В отличие от Большого Брата, сила Бабы проистекает не от зверской, всезнающей Полиции Мысли, а от применения беспощадных залпов бюрократического жаргона и трюизмов. «Технология работает лучше всего в социальной и политической обстановке, в которой нет никаких разногласий», — объясняет она Герою. «Это было установлено в деле Калифорнийского Технологического против Комиссии по атомной энергии, еще в 61 году» 2 Жестокая, решительная фанатичка IBM, Баба предположительно пользуется поддержкой сил полиции, однако ассимиляция изгоев, подобных этим людям с Острова менестрелей, без каких-либо нежелательных проявлений силы — это старая песня. Технология безошибочна; рост любой ценой, необходим; поглощение — естественно.
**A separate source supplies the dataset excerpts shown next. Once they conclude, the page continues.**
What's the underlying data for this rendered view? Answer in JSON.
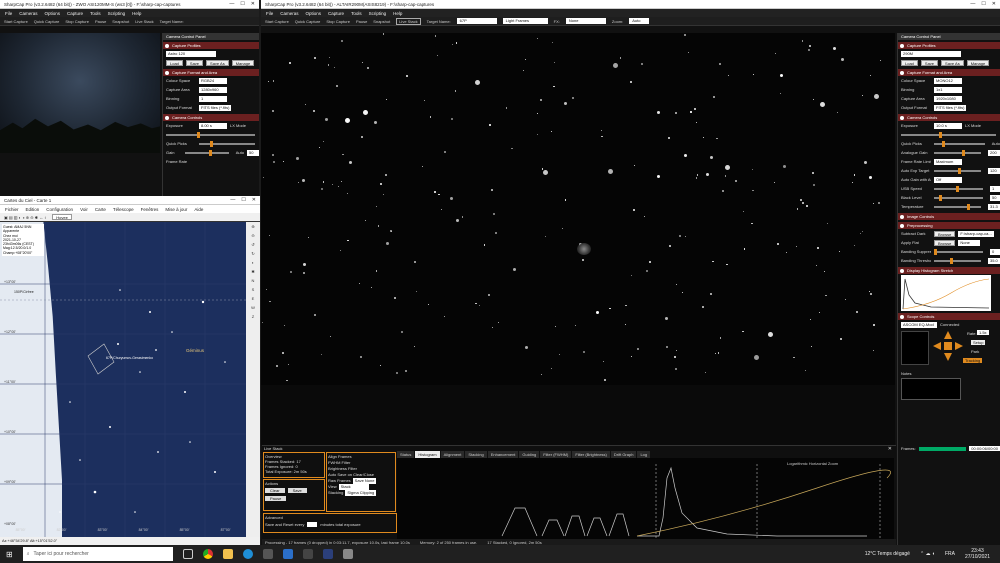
{
  "left_sharpcap": {
    "title": "SharpCap Pro (v3.2.6482 (64 bit)) - ZWO ASI120MM-S (ws3 [0]) - F:\\sharp-cap-captures",
    "menu": [
      "File",
      "Cameras",
      "Options",
      "Capture",
      "Tools",
      "Scripting",
      "Help"
    ],
    "toolbar": [
      "Start Capture",
      "Quick Capture",
      "Stop Capture",
      "Pause",
      "Snapshot",
      "Live Stack",
      "Target Name:"
    ],
    "panel_title": "Camera Control Panel",
    "sections": {
      "profiles": "Capture Profiles",
      "format": "Capture Format and Area",
      "controls": "Camera Controls"
    },
    "profile_value": "Astro 120",
    "buttons": [
      "Load",
      "Save",
      "Save As",
      "Manage"
    ],
    "rows": [
      {
        "label": "Colour Space",
        "value": "RGB24"
      },
      {
        "label": "Capture Area",
        "value": "1280x960"
      },
      {
        "label": "Binning",
        "value": "1"
      },
      {
        "label": "Output Format",
        "value": "FITS files (*.fits)"
      }
    ],
    "exposure_label": "Exposure",
    "exposure_value": "8.00 s",
    "lx_mode": "LX Mode",
    "quick_picks": "Quick Picks",
    "gain": "Gain",
    "auto": "Auto",
    "gain_value": "50",
    "frame_rate": "Frame Rate"
  },
  "cdc": {
    "title": "Cartes du Ciel - Carte 1",
    "menu": [
      "Fichier",
      "Edition",
      "Configuration",
      "Voir",
      "Carte",
      "Télescope",
      "Fenêtres",
      "Mise à jour",
      "Aide"
    ],
    "toolbar_value": "Hovee",
    "info": [
      "Guest: AMAJ 5NN",
      "Apparente",
      "Chez moi",
      "2021-10-27",
      "23h43m06s (CEST)",
      "Mag:12.5/20.0/1.0",
      "Champ:+08°20'00\""
    ],
    "labels": {
      "dec1": "+13°00'",
      "dec2": "+12°00'",
      "dec3": "+11°00'",
      "dec4": "+10°00'",
      "dec5": "+09°00'",
      "dec6": "+08°00'",
      "obj1": "150P/Cirfree",
      "obj2": "67P/Churyumov-Gerasimenko",
      "obj3": "Géminus",
      "ra1": "85°00'",
      "ra2": "82°00'",
      "ra3": "83°00'",
      "ra4": "84°00'",
      "ra5": "85°00'",
      "ra6": "87°00'",
      "coord": "Az:+46°54'29.8\"  Alt:+15°01'52.0\""
    }
  },
  "main": {
    "title": "SharpCap Pro (v3.2.6482 (64 bit)) - ALTAIR290M(ASIS8219) - F:\\sharp-cap-captures",
    "menu": [
      "File",
      "Cameras",
      "Options",
      "Capture",
      "Tools",
      "Scripting",
      "Help"
    ],
    "toolbar": [
      "Start Capture",
      "Quick Capture",
      "Stop Capture",
      "Pause",
      "Snapshot",
      "Live Stack",
      "Target Name:"
    ],
    "target": "67P",
    "frames": "Light Frames",
    "fx_label": "FX:",
    "fx_value": "None",
    "zoom_label": "Zoom:",
    "zoom_value": "Auto",
    "panel_title": "Camera Control Panel",
    "profile_value": "290M",
    "buttons": [
      "Load",
      "Save",
      "Save As",
      "Manage"
    ],
    "sections": [
      "Capture Profiles",
      "Capture Format and Area",
      "Camera Controls",
      "Image Controls",
      "Preprocessing",
      "Display Histogram Stretch",
      "Scope Controls"
    ],
    "rows_format": [
      {
        "label": "Colour Space",
        "value": "MONO12"
      },
      {
        "label": "Binning",
        "value": "1x1"
      },
      {
        "label": "Capture Area",
        "value": "1920x1080"
      },
      {
        "label": "Output Format",
        "value": "FITS files (*.fits)"
      }
    ],
    "exposure_value": "10.0 s",
    "lx_mode": "LX Mode",
    "quick_picks": "Quick Picks",
    "auto": "Auto",
    "controls": [
      {
        "label": "Analogue Gain",
        "value": "200"
      },
      {
        "label": "Frame Rate Limit",
        "value": "Maximum"
      },
      {
        "label": "Auto Exp Target",
        "value": "120"
      },
      {
        "label": "Auto Gain with Auto Exposure",
        "value": "Off"
      },
      {
        "label": "USB Speed",
        "value": "1"
      },
      {
        "label": "Black Level",
        "value": "50"
      },
      {
        "label": "Temperature",
        "value": "31.3"
      }
    ],
    "pre": [
      {
        "label": "Subtract Dark",
        "btn": "Browse",
        "value": "F:\\sharp-cap-ca..."
      },
      {
        "label": "Apply Flat",
        "btn": "Browse",
        "value": "None"
      },
      {
        "label": "Banding Suppression",
        "value": "0"
      },
      {
        "label": "Banding Threshold",
        "value": "35.0"
      }
    ],
    "scope_name": "ASCOM EQ-Mod",
    "connected": "Connected",
    "rate_label": "Rate:",
    "rate_value": "1.5x",
    "setup": "Setup",
    "park": "Park",
    "tracking": "Tracking",
    "notes": "Notes",
    "frames_label": "Frames:",
    "frames_value": "00:00:06/00:00"
  },
  "livestack": {
    "title": "Live Stack",
    "overview": "Overview",
    "stats": [
      "Frames Stacked: 17",
      "Frames Ignored: 0",
      "Total Exposure: 2m 50s"
    ],
    "actions": "Actions",
    "btn_clear": "Clear",
    "btn_save": "Save",
    "btn_pause": "Pause",
    "options": [
      "Align Frames",
      "FWHM Filter",
      "Brightness Filter",
      "Auto Save on Clear/Close"
    ],
    "raw_frames_label": "Raw Frames",
    "raw_frames_value": "Save None",
    "view_label": "View",
    "view_value": "Stack",
    "stacking_label": "Stacking",
    "stacking_value": "Sigma Clipping",
    "advanced": "Advanced",
    "save_reset": "Save and Reset every",
    "minutes": "minutes total exposure",
    "tabs": [
      "Status",
      "Histogram",
      "Alignment",
      "Stacking",
      "Enhancement",
      "Guiding",
      "Filter (FWHM)",
      "Filter (Brightness)",
      "Drift Graph",
      "Log"
    ],
    "log_label": "Logarithmic Horizontal Zoom",
    "status": [
      "Processing - 17 frames (0 dropped) in 0:03:11.7, exposure 10.0s, last frame 10.0s",
      "Memory: 2 of 250 frames in use.",
      "17 Stacked, 0 Ignored, 2m 50s"
    ]
  },
  "taskbar": {
    "search": "Taper ici pour rechercher",
    "weather": "12°C Temps dégagé",
    "lang": "FRA",
    "time": "23:43",
    "date": "27/10/2021"
  },
  "colors": {
    "accent": "#e08a1e",
    "section": "#6b2020",
    "grid": "#2a3a6a"
  }
}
С её помощью даже деревенщины-хиппи, подобные Герою и его бродячей труппе, в один прекрасный день исполнят важные роли. Когда IBM выселяет всех художников, Баба поёт колонизированным и измученным островитянам:
Страна во власти IBM на пороге тысячелетия, эпоха золота;
Институции, Конституция и процветание, свобода и ответственность, мирное сосуществование
Нет революций. Или даже демонстраций.
Если бы только Дик Чейни мог подпевать!
Пинчон и Сейл забросили «Остров менестрелей» до того, как Баба смогла в полной мере воплотить в жизнь свой корпоративный рай. С учётом набранного на машинке раннего черновика первого акта, а также лишь набросков и примечаний (некоторые набраны на машинке, другие рукописные) второго и третьего актов, рукопись далека от завершения. Пинчон бойко начал, написав полный первый акт, который он набрал на машинке и слегка отредактировал; акт завершается тем, что Герой и его банда, отчаянно пытаясь противостоять компании и сохранить свое искусство, свой дом и свою человечность, разрабатывают дерзкий план, чтобы помешать компании IBM поработить Остров менестрелей. С полицейскими и военными, стоящими за корпорацией, силовое противостояние было бы безумием. Однако Баба, хоть она холодна и дисциплинированна, всё же женщина. Их единственная надежда, решает группа, в том, что Герой переспит с Бабой, — не столько для того, чтобы заставить ее влюбиться в него, но чтобы пробудить подавленного человека внутри неё, с помощью панацеи, известной с незапамятных времен, — коитуса. Одно удачное половое сношение на сеновале — и Баба начнёт разделять их точку зрения или же, по крайней мере, это позволит выиграть время клану, чтобы разработать план Б. Блудница, настоящий командный игрок, предлагает натренировать нерешительного Героя. Хотя, по-видимому, ранее она уже обучала его в частном порядке, он отклоняет её предложение. Он может справиться с Бабой самостоятельно, уверяет он апплодирующей толпе.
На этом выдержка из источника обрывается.